Der Mittsechziger kommt aus einer ganz anderen Zeit und steht zudem auch noch mustergültig für die negativsten Seiten des kapitalistischen Kollappses. Blackrock, tci, Hedgefonds, Heuschrecken, Steuertrickser – kurzum allen, denen Reichtum in den Schoß fiel und die durch hartnäckiges Nichtstun immer reicher werden wollen, während diejenigen, die dieses Geld erwirtschaften und jeden Tag arbeiten gehen, immer ärmer werden.
Mit Merz wäre Schluß mit Kündigungsschutz und Mindestlohn, mit staatlichen Rentenzuschüssen, Respektsrente und allen Versuchen dem Gesundheitssystem wenigstens oberflächlich den Anschein zu geben, als ob auch Kassenpatienten gut behandelt würden.

Als Sozialdemokrat kann ich so einen CDU-Kandidaten nur begrüßen. Endlich wäre nämlich auch Schluß mit der asymmetrischen Demobilisierung.
Träge Linksliberale könnten sich nicht mehr leisten nicht wählen zu gehen, weil Merkel ja ohnehin niemand wehtut.

(…..) Merz, der auch im Herbst 2018 noch genau so einen Unsinn von sich gibt wie vor 15 Jahren, ist gedanklich seit seiner großen Zeit in der Bundespolitik einfach stehengeblieben.


[….] Jetzt sind Experten gefragt. Merz könnte Bundeskanzler werden. Ein Sprecher von Innensenator Andreas Geisel (SPD) wollte „nicht alles kommentieren“, was auf Regionalkonferenzen der CDU gesagt wird. Tom Schreiber (SPD), Fachmann seiner Fraktion im Abgeordnetenhaus für Polizeithemen, sagt: „Es ist immer problematisch, wenn der Merz im Dezember ausbricht. Der Vorschlag zeugt davon, dass Merz null Ahnung davon hat. Das kann man unter Klamauk verbuchen.“ [….]

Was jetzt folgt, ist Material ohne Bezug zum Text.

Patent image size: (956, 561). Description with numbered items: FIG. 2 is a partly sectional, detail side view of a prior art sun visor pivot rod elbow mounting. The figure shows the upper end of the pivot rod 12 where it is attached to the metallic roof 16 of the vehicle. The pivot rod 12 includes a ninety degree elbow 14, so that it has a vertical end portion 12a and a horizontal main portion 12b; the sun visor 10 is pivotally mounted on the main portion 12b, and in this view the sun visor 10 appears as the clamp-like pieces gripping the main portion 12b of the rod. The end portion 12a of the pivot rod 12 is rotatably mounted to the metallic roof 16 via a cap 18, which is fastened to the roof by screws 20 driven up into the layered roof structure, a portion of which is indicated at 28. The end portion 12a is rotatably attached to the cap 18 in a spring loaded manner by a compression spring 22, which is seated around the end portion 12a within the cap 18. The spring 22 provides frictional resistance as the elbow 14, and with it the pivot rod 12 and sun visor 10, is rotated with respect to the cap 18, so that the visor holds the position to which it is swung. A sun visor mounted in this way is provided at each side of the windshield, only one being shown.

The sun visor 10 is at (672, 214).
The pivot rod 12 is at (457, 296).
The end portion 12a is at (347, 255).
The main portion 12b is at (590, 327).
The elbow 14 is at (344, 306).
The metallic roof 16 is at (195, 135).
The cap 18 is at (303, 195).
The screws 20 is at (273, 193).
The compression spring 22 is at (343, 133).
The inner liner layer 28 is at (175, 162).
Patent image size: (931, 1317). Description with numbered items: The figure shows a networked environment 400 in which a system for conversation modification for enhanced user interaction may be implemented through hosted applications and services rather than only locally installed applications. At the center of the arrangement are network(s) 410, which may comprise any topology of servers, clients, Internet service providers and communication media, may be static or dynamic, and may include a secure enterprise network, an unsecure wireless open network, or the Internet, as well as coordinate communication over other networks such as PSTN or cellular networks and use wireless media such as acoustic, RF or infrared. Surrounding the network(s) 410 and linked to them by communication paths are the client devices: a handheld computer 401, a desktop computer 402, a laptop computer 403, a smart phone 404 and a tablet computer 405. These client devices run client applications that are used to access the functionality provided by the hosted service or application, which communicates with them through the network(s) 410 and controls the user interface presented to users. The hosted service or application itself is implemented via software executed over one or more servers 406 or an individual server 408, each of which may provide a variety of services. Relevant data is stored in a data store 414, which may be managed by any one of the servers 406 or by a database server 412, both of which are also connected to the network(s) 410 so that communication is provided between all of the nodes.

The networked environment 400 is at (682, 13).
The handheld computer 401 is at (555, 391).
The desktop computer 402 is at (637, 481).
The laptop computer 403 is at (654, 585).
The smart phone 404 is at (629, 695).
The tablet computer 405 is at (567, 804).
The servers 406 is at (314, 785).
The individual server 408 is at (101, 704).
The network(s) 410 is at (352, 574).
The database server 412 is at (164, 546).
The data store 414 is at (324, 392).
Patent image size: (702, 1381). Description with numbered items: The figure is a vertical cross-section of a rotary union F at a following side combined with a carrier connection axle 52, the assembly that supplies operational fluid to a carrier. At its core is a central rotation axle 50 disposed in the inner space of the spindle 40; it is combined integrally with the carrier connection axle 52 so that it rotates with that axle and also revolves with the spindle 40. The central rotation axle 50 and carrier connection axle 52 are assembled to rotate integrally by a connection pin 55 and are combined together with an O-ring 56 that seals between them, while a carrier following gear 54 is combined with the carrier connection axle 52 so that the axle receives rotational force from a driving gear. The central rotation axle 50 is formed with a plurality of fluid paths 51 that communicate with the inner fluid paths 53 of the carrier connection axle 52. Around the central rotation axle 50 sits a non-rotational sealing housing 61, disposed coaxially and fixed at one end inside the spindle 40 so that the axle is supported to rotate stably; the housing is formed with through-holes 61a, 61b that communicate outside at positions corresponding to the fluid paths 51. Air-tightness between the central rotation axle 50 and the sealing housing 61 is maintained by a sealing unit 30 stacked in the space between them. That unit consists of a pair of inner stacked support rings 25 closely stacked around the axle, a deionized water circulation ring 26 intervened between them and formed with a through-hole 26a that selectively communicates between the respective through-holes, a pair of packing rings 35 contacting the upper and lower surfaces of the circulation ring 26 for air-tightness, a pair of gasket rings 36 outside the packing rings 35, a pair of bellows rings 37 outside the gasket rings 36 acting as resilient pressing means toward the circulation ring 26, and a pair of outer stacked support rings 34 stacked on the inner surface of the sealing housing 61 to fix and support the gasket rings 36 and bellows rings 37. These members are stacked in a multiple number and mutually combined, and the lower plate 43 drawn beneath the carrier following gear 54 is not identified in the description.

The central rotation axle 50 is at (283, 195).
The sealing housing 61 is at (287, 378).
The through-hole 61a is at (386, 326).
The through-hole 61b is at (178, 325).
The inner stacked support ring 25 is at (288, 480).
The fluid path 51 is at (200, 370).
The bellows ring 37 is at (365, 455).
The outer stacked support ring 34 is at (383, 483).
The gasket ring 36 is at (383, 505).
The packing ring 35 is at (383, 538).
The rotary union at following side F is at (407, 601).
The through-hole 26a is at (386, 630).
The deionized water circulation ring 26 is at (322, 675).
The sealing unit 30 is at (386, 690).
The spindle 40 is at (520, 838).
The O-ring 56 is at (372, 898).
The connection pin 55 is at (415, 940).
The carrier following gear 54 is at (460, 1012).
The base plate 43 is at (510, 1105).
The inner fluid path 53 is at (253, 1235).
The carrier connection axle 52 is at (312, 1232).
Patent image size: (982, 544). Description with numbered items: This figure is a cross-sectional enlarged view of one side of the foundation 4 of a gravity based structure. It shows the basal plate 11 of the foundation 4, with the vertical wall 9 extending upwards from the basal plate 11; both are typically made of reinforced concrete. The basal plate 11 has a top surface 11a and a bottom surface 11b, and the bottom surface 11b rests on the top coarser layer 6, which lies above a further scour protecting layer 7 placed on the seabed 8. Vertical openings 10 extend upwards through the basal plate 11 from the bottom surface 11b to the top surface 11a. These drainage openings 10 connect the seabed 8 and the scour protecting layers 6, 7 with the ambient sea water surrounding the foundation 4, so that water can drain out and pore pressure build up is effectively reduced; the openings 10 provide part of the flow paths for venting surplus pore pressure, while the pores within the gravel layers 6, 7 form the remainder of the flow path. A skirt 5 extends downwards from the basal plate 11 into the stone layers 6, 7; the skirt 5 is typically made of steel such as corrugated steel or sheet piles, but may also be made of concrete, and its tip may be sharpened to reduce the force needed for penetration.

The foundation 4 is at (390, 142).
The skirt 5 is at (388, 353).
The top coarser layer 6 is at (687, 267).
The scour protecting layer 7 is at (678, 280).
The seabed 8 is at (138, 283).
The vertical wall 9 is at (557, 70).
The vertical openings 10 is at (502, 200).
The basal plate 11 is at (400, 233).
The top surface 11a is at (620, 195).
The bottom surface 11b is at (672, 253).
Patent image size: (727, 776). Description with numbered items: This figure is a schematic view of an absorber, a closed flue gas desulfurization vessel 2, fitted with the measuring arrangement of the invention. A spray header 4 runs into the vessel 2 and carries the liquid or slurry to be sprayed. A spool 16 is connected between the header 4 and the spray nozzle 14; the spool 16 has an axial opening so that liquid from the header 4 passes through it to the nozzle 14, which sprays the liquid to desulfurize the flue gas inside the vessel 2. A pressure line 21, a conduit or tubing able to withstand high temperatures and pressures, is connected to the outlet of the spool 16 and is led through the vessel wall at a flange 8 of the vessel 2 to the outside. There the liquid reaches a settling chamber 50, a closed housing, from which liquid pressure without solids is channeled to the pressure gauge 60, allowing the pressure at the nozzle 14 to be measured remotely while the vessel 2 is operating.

Er sieht die Wirtschafts- und Sozialpolitik noch genauso durch die radikal neoliberale Brille wie vor 20 Jahren:
Sozialausgaben radikal kürzen, alle Regulierungen abschaffen, Steuerrecht ausmisten und massiv von unten nach oben umverteilen, damit die Unternehmer investieren.

So steht es auch in seinen Prä-Finanzkrise-Büchern „Mut zur Zukunft. Wie Deutschland wieder an die Spitze kommt“ (2002), „Nur wer sich ändert, wird bestehen. Vom Ende der Wohlstandsillusion“ (2004), „Mehr Kapitalismus wagen – Wege zu einer gerechten Gesellschaft“ (2008), in denen er Düsteres prognostizierte.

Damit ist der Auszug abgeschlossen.